Australia is currently considering a major tax shift to raise and broaden GST on the hand while cutting income taxes on the other hand. Australia’s GST has remained at 10% for the last 23 years, which is very low compared compared to other jurisdictions (e.g. New Zealand’s 15%).

CNPJ Format Change

VAT News – Brazil

Brazil is transitioning to an alphanumeric CNPJ (company tax ID) to address capacity limits in the current 14-digit numeric format. This change impacts all major electronic fiscal systems -NF-e, NFC-e, and CT-e – which rely on the CNPJ for validation, XML schema, barcodes, and QR codes.
Businesses must update schemas, validation rules, ERP/POS systems, and barcode logic to support the new format.

Although no official deadline has been set, the tax administration has begun preparations, and a transition period is expected where both numeric and alphanumeric CNPJs will be valid.

Increase of standard VAT rate Estonia

VAT News – Estonia

Estonia will increase its standard VAT rate from 22% to 24% effective 01.07.2025, under the Security Tax Act, to generate additional revenue for security-related expenditures. Although initially intended as a temporary measure until the end of 2028, the Ministry of Finance has drafted an amendment to make the 24% VAT rate permanent.

2026 Tax Reform Package

VAT News – Japan

Japan is considering removing the JPY 10,000 de minimis threshold for Consumption Tax and possibly customs duties on low-value imports as part of its 2026 Tax Reform Package.

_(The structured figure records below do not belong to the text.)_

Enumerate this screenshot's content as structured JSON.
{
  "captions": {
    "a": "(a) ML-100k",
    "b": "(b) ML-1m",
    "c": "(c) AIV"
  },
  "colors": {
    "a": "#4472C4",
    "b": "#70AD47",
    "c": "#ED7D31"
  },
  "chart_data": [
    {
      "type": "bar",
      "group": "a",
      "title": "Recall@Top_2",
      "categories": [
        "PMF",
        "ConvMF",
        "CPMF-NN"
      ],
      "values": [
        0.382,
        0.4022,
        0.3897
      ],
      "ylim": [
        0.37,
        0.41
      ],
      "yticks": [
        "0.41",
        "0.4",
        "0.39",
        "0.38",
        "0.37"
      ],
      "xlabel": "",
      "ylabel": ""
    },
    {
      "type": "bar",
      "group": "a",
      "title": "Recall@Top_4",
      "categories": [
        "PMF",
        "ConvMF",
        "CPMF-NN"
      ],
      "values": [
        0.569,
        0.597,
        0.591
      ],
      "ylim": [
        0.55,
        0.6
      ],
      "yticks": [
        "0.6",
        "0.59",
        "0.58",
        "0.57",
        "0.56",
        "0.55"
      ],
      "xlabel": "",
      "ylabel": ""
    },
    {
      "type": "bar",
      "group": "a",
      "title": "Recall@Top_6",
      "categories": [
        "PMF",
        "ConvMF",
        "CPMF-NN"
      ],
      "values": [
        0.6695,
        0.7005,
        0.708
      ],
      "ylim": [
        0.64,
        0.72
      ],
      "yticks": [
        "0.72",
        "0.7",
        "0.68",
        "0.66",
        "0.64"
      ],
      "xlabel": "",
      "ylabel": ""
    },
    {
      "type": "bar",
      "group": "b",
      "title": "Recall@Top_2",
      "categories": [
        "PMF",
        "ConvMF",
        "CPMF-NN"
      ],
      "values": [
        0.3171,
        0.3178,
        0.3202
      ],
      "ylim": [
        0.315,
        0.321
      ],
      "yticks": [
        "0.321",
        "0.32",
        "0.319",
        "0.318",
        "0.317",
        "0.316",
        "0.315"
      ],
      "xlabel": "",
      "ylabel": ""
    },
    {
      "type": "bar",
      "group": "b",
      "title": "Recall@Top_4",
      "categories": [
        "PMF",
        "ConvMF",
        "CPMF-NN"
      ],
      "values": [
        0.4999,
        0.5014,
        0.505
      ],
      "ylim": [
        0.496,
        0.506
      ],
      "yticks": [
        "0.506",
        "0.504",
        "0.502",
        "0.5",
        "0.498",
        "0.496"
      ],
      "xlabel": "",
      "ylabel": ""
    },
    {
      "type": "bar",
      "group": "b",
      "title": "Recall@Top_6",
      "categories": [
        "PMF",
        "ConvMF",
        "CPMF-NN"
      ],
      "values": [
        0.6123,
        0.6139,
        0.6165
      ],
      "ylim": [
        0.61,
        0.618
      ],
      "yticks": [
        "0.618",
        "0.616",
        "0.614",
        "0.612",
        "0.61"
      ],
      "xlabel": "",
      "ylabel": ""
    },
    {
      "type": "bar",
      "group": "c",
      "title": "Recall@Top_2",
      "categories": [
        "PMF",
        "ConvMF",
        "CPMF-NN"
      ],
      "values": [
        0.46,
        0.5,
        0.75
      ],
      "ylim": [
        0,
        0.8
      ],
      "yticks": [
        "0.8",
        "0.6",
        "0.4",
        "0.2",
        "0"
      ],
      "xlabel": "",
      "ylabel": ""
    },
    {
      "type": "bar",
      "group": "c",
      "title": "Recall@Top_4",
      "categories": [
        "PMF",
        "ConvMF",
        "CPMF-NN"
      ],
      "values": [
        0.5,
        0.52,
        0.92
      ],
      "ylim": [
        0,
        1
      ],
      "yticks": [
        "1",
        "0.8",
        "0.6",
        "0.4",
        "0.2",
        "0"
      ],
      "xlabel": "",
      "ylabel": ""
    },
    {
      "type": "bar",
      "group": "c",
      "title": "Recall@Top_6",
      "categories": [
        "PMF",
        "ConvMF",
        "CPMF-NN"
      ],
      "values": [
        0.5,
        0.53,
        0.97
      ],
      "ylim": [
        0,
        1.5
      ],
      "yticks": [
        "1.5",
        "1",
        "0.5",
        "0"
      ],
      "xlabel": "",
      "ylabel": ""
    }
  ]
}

Currently, online consumer purchases under this amount are exempt from the 10% Consumption Tax, giving foreign e-commerce sellers (a competitive edge over domestic retailers).

Import VAT postponement scheme

VAT News – Slovakia

On 17.05.2024, Slovakia published Act 102/2024 Coll., amending the VAT Act to introduce an import VAT postponement scheme effective from 01.07.2025.

Slovak VAT-registered businesses with an Advanced Economic Operator (AEO) license can account for import VAT in their VAT return instead of paying it at customs, improving cash flow and simplifying compliance.
From 01.01.2026, EU-established businesses meeting the same criteria will also qualify.

Eligibility requires a Slovak VAT ID, customs declaration, AEO license, and use of goods for taxable business activity.
A new VAT return format will reflect these changes and 2025 VAT rate adjustments.